Tale valore va poi raffrontato con le raccomandazione dell’OMS anche in questo caso calcolate a partire dal fabbisogno calorico giornaliero. Per bambini e ragazzi il fabbisogno si aggira intorno alle 1600 kcal al giorno e solo il 10% dovrebbe arrivare dallo zucchero. Il valore massimo consentito quindi è di circa 40 grammi al giorno.

Viene spontaneo pensare che le calorie sono calorie e che non dovrebbe essere poi così importante da dove provengono. Il realtà il discorso non è proprio così semplice per due motivi. Ci siamo già occupati della prima motivazione parlando di “calorie vuote” ossia di calorie senza sostanze nutritive. La seconda motivazione è, almeno in parte, legata alla prima.

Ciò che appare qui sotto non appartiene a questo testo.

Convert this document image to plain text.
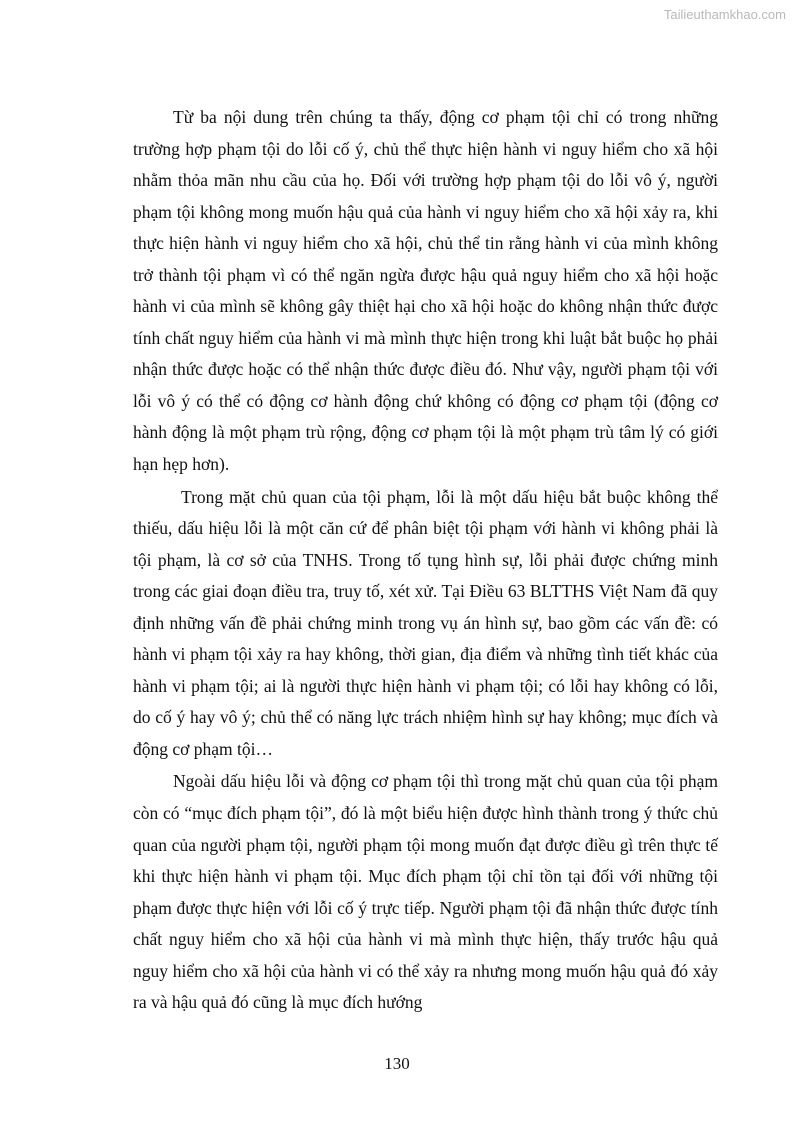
Tailieuthamkhao.com

Từ ba nội dung trên chúng ta thấy, động cơ phạm tội chỉ có trong những trường hợp phạm tội do lỗi cố ý, chủ thể thực hiện hành vi nguy hiểm cho xã hội nhằm thỏa mãn nhu cầu của họ. Đối với trường hợp phạm tội do lỗi vô ý, người phạm tội không mong muốn hậu quả của hành vi nguy hiểm cho xã hội xảy ra, khi thực hiện hành vi nguy hiểm cho xã hội, chủ thể tin rằng hành vi của mình không trở thành tội phạm vì có thể ngăn ngừa được hậu quả nguy hiểm cho xã hội hoặc hành vi của mình sẽ không gây thiệt hại cho xã hội hoặc do không nhận thức được tính chất nguy hiểm của hành vi mà mình thực hiện trong khi luật bắt buộc họ phải nhận thức được hoặc có thể nhận thức được điều đó. Như vậy, người phạm tội với lỗi vô ý có thể có động cơ hành động chứ không có động cơ phạm tội (động cơ hành động là một phạm trù rộng, động cơ phạm tội là một phạm trù tâm lý có giới hạn hẹp hơn).

Trong mặt chủ quan của tội phạm, lỗi là một dấu hiệu bắt buộc không thể thiếu, dấu hiệu lỗi là một căn cứ để phân biệt tội phạm với hành vi không phải là tội phạm, là cơ sở của TNHS. Trong tố tụng hình sự, lỗi phải được chứng minh trong các giai đoạn điều tra, truy tố, xét xử. Tại Điều 63 BLTTHS Việt Nam đã quy định những vấn đề phải chứng minh trong vụ án hình sự, bao gồm các vấn đề: có hành vi phạm tội xảy ra hay không, thời gian, địa điểm và những tình tiết khác của hành vi phạm tội; ai là người thực hiện hành vi phạm tội; có lỗi hay không có lỗi, do cố ý hay vô ý; chủ thể có năng lực trách nhiệm hình sự hay không; mục đích và động cơ phạm tội…

Ngoài dấu hiệu lỗi và động cơ phạm tội thì trong mặt chủ quan của tội phạm còn có “mục đích phạm tội”, đó là một biểu hiện được hình thành trong ý thức chủ quan của người phạm tội, người phạm tội mong muốn đạt được điều gì trên thực tế khi thực hiện hành vi phạm tội. Mục đích phạm tội chỉ tồn tại đối với những tội phạm được thực hiện với lỗi cố ý trực tiếp. Người phạm tội đã nhận thức được tính chất nguy hiểm cho xã hội của hành vi mà mình thực hiện, thấy trước hậu quả nguy hiểm cho xã hội của hành vi có thể xảy ra nhưng mong muốn hậu quả đó xảy ra và hậu quả đó cũng là mục đích hướng

130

È infatti possibile intervenire sul quantitativo di zuccheri, tagliando quelli liberi (ossia quelli presenti nei prodotti confezionati, nelle bibite, ecc. citati poco sopra), senza limitare l’assunzione di altri nutrienti.

Semplificando il concetto, ha più senso assumere gli zuccheri naturali contenuti in frutta e latte, piuttosto che quelli “artificiali” contenuti nei cibi pronti, nelle bibite e in altri alimenti confezionati. Togliendo i primi infatti si incapperebbe in tutta una serie di carenze nutrizionali, mentre nel secondo caso no.